Metropolitan News-Enterprise

 

Thursday, November 3, 2005

 

Page 1

 

S.C. to Review Ruling That State Public Assistance Is Available to Indian Children Placed in Canada

 

By David Watson, Staff Writer

 

The state Supreme Court agreed yesterday to review a decision of this district’s Court of Appeal that children placed in foster care in Canada can be eligible for public assistance from California.

In its August ruling, Div. Eight for the second time overturned a Los Angeles Superior Court referee’s order terminating jurisdiction over two Native American boys placed with their indigent grandmother on a reservation in Canada. Writing for the court, Justice Laurence D. Rubin said Referee Sherri Sobel’s decision was erroneous because it was based on the mistaken conclusion that their Canadian residence made the boys, born in 1996 and 1997, ineligible for California public assistance.

The Supreme Court voted unanimously at its weekly conference yesterday to take up the case. It was the only petition for review granted.

In his August opinion, Rubin said Sobel too readily accepted the argument of the Los Angeles County Department of Children and Family Services that it could not send benefits payments to the grandmother in Canada. DCFS contended that it would be out of compliance with supervision requirements imposed by federal law if it made the payments, since it had no authority to monitor the children’s welfare in Canada or to force compliance by Canadian authorities with its recommendations.

Though the grandmother told social services workers she did not want California financial aid and wanted nothing more to do with the state’s dependency system, lawyers for the two boys continued to object to terminating jurisdiction.

Rubin noted that Welfare and Institutions Code Sec. 366.3(a) requires termination of jurisdiction once a child has been placed with a relative for a year and the relative has been appointed the child’s legal guardian. But the statute provides for exceptions if the guardian objects or “upon a finding of exceptional circumstances.”

Implicit in Sobel’s order was a finding that there were no exceptional circumstances, and that finding was an abuse of the referee’s discretion, Rubin said.

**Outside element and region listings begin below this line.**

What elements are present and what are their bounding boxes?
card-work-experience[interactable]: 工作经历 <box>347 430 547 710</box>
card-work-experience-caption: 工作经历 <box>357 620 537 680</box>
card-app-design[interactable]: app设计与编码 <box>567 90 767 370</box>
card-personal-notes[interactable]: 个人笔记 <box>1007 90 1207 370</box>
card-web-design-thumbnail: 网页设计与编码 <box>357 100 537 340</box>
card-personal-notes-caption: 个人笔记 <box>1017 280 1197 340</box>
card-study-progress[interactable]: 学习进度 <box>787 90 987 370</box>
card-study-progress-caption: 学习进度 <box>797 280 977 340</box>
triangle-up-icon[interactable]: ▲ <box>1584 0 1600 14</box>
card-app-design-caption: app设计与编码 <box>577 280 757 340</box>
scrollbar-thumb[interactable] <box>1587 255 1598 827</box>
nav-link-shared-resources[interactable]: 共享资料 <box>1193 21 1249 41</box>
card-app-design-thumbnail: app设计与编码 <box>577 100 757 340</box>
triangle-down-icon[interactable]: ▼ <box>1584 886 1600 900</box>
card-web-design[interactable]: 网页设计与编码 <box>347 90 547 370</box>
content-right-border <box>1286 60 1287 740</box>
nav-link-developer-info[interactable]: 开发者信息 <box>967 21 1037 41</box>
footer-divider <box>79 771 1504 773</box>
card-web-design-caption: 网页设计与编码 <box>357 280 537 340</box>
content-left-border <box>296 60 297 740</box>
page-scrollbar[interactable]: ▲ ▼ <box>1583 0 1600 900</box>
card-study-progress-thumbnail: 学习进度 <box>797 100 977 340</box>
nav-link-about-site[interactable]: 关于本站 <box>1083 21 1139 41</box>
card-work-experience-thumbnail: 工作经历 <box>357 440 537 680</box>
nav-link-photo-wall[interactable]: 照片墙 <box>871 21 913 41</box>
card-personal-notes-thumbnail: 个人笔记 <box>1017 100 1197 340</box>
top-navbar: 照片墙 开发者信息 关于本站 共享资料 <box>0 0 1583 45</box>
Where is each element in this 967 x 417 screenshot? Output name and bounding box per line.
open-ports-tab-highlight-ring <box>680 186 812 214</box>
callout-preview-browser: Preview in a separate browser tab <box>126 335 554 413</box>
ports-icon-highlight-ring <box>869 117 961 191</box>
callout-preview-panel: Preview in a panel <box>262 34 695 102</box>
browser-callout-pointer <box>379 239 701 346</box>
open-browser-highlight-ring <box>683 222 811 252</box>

Rubin acknowledged that determining whether public assistance was available to the boys in Canada “requires careful analysis of complex federal and state statutes.” But he noted that while the state statutes enacted to comply with federal requirements generally limit payments to state residents, Welfare and Institutions Code Sec. 11105(d) also provides that they shall not “be construed as limiting Aid to Families with Dependent Children-Foster Care payments to children placed out of state by California children’s placement agencies.”

He declared:

“That grandmother lives in Canada does not render the children ineligible for AFDC-FC payments. Section 11105, subdivision (d) expressly provides as much. Contrary to the department’s assertions, nothing indicates that section 11105, subdivision (d) should be read to apply only to placements made in other American states pursuant to the I[nterstate ]C[ompact on the ]P[lacement of ]C[hildren]; rather, section 11105, subdivision (d) refers to an ‘out of state’ placement, which placement in Canada surely is.”

The justice continued:

“Nothing in the statute limits the exception to domestic placements, and, although no legislative history informs us, we find the codification of section 11105, subdivision (d) in the same ‘Article’ as section 11101 telling. The latter section specifically addresses ‘absence from the United States.’ The Legislature was manifestly aware that aid recipients might reside outside the United States, and yet made no effort in section 11105, subdivision (d) to restrict AFDC-FC payments to children living in the United States. There is sound reason for such a legislative choice. If the juvenile court concludes that the best interests of a United States citizen child over whom it has jurisdiction is to place that child in foster care out of the United States, the available financial benefits to the child should not stop at the border. A child’s needs do not magically diminish when the child goes to a foreign county.”

Rubin said the appellate court was not persuaded by DCFS’s argument that it would have no way to monitor the children or to assure proper care for them in Canada. He noted that DCFS worked with a Canadian social services agency when it first placed the boys with their grandmother.

“If the department was able to rely on Canadian social services to assist in initially ‘approving’ grandmother’s home,” he wrote, “there would seem to be nothing to preclude the department from continuing to rely on Canadian social services for assistance in monitoring the placement.”

The August ruling was the second time Div. Eight had overturned a similar order by Sobel.

In March of 2003, also in an opinion by Rubin, the court told Sobel to reconsider whether termination of jurisdiction was in the boys’ best interests and to decide whether financial assistance, from either Candian or California sources, was available to the grandmother.

Justice Paul Boland and Presiding Justice Candace Cooper concurred in both of Rubin’s opinions.